Gold stock analysts reporters favorable. The tension is high and the schedule is

full. Most of the presenters talk fast, using a mixture of scientific words and

financial language. The speaker from the biotech company Amgen walked past the

podium to center stage, he hiked up a suit and shirt sleeve to expose his

raised forearm. He opened his talk by saying, “You will feel the effects of this medical treatment.”

patch faster than it takes a Porsche to go from zero to 90″.

3. Hijacking a familiar catchphrase to use it in a new way.

After a company has spent millions to create a witty, well-known slogan, turn it into a

new address for its intended meaning.

Example: Redwood Hospital in Northern California used this billboard variation of

the popular slogan for milk to ask for blood donations: “Do you have blood?”

4. Pin your suggestion to a relevant story

To make people listen and remember your view, set it up with a short

anecdote.

Example: What if you wanted to suggest that people were looking at a problem?

from the wrong perspective?
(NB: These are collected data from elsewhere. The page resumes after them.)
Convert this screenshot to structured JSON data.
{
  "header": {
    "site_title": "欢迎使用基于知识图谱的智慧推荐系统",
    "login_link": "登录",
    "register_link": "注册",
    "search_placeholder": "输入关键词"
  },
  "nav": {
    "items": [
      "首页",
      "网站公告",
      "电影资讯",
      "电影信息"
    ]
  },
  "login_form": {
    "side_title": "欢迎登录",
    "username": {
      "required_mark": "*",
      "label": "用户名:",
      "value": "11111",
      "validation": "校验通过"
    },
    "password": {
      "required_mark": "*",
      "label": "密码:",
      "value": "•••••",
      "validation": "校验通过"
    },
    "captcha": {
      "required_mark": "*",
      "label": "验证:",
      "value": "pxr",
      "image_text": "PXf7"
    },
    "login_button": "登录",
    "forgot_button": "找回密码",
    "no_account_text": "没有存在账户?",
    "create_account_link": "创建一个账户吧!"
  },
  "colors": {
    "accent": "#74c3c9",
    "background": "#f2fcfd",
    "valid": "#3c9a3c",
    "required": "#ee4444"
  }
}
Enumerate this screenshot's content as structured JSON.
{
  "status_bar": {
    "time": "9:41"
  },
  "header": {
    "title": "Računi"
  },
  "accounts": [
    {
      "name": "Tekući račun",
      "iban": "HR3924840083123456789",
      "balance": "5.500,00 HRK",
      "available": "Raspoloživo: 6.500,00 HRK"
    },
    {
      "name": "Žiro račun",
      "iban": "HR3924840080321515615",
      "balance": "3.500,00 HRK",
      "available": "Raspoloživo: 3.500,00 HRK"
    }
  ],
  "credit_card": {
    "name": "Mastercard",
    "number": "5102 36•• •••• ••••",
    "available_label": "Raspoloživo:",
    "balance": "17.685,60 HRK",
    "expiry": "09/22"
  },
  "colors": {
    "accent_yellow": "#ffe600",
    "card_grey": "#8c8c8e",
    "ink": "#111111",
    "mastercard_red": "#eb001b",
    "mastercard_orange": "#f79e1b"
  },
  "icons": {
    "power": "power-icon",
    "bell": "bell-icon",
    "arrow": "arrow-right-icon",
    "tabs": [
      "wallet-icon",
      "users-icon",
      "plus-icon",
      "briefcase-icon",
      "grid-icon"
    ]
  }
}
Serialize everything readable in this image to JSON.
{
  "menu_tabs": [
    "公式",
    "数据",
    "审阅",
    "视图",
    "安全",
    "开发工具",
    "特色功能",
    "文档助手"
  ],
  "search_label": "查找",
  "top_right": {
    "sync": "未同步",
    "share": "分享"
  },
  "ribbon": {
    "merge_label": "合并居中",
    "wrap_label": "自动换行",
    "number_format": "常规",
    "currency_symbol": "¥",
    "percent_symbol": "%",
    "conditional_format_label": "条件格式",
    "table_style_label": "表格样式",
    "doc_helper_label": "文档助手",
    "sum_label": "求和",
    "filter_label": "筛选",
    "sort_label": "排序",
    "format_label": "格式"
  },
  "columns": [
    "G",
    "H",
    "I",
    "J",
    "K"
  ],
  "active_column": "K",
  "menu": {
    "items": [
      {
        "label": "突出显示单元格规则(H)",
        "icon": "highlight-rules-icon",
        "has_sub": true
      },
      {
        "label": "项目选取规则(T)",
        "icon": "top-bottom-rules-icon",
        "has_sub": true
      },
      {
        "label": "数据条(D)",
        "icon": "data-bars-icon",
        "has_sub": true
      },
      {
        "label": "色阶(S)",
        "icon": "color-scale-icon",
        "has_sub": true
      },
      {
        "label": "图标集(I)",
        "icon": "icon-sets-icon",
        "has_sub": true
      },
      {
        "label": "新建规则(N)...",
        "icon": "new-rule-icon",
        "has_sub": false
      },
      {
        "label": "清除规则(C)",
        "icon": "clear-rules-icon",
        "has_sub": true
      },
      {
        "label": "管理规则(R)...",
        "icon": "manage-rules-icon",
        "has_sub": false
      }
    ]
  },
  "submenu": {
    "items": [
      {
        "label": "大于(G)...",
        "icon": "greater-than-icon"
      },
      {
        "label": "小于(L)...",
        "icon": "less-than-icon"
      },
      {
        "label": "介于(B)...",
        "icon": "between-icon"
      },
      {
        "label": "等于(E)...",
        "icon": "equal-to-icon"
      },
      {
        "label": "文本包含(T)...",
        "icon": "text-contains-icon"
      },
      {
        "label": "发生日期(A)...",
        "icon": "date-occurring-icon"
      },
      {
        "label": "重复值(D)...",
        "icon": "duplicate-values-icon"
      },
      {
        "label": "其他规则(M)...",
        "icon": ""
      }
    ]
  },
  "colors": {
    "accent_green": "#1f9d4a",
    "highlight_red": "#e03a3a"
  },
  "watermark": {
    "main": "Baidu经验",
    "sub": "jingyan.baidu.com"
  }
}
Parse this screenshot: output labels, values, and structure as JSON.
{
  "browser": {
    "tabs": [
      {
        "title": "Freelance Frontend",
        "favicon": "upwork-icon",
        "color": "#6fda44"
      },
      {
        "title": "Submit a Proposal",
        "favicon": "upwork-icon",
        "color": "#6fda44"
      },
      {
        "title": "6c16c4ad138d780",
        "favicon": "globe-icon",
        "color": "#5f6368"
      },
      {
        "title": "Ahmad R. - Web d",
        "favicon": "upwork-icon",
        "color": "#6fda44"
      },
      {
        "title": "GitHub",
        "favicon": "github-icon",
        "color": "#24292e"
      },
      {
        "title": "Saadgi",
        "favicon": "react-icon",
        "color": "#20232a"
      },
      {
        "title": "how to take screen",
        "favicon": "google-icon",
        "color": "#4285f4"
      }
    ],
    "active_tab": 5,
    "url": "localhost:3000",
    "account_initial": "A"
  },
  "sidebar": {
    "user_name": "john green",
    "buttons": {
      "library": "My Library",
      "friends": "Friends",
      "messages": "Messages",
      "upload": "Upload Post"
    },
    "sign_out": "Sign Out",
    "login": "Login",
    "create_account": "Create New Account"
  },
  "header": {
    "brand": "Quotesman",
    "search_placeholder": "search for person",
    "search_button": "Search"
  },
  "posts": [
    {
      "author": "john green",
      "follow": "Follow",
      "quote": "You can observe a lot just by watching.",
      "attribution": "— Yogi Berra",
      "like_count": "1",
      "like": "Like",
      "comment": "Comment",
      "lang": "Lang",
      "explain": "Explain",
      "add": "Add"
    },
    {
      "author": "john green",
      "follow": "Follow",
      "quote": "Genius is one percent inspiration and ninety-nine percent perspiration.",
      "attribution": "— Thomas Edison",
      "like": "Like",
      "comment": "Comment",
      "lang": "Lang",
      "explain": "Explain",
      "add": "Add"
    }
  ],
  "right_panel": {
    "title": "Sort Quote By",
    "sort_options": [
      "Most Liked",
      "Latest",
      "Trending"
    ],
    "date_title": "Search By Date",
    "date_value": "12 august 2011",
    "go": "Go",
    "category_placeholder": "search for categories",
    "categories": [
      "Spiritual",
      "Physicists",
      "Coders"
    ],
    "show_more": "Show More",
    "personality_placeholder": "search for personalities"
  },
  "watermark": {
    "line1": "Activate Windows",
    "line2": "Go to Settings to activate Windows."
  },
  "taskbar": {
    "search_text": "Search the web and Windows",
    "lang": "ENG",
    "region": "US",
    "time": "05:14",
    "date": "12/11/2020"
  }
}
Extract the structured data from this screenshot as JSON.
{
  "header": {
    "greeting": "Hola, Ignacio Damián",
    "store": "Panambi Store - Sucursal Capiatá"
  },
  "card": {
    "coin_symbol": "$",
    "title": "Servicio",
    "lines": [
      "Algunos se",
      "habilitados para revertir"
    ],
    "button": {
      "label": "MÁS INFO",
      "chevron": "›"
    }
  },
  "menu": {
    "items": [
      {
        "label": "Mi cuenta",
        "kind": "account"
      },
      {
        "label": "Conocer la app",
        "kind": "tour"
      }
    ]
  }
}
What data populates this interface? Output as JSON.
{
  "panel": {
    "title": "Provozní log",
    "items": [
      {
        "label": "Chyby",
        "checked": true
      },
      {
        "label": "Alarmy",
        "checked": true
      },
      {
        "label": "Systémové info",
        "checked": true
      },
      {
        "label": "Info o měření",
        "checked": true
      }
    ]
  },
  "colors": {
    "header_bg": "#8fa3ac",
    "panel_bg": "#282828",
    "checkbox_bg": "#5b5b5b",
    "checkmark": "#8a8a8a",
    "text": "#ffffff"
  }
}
Consider offering this story first: There is an old joke

in Soviet Russia about a guard at the factory gate who at the end of each day saw a

worker leaving with a wheelbarrow full of straw. Every day he thoroughly

He searched through the contents of the wheelbarrow, but never found anything other than straw. One

One day he asked the worker: “What do you gain by taking home all that straw?” “Tea

wheelbarrows”.

5. Spoil your translation to bring humor

If you are with a mundane group, offer your variation of a well-known expression in a

Foreign language. Change a single letter and provide a definition for the new one

expression.

Share these rules and their expression with your colleagues and ask for their

contribution. New York magazine ran such a contest in 2001. Here are some of the

winning contributions:

HARLEZ-VOUS FRANCAIS: Do you know how to drive a French motorcycle?

FRIENDLY GODS: We are wild and crazy!

PLEASE ANSWER: Honk if you are Scottish.

POSH MORTEM: Death styles of the rich and famous.

ALOHA OY: Love; greetings; bye bye; Of such pain that you would never know.

VISA LA FRANCE: Do not leave your castle without it.

COME, VIDI, VELCRO: I came, I saw, I stayed.

ZITGEIST: Clearasil doesn’t quite cover it.

6. Veil the truth with humor

Much of life is fast-paced and tense. Consider opening a mock meeting

serious inspiration or admonition, then smiling. You will find true life, like Dilbert

examples everywhere you can save for your dry humorous use.

Here are some of my favourites, collected by Accountemps one year:

“What I need is a list of unknown specific problems that we will find.”

(Lykes Lines Shipping)

“This project is so important that we can’t let things that are more

important interferes with it”.

(Advertising/Marketing Manager, United Parcel Service)

‘We know that communication is a problem, but the company is not going to

discuss it with the employees.

(Switching Supervisor, AT&T Long Lines Division)

7. Encapsulate a situation

Offer a vignette that captures an emotion.

Example: At the end of 2002 a book by Jenny Lee will be published, entitled: I Do. I did,

And now what?: Reflections of a woman on married life, which the agent characterized

thus (after drawing our attention): “a tirade that (almost despite itself) ends as a

marriage celebration.”

Financial analyst Alan Parisse shared this perhaps apocryphal newspaper.

ad with me: “For sale. Baby shoes. Never worn.”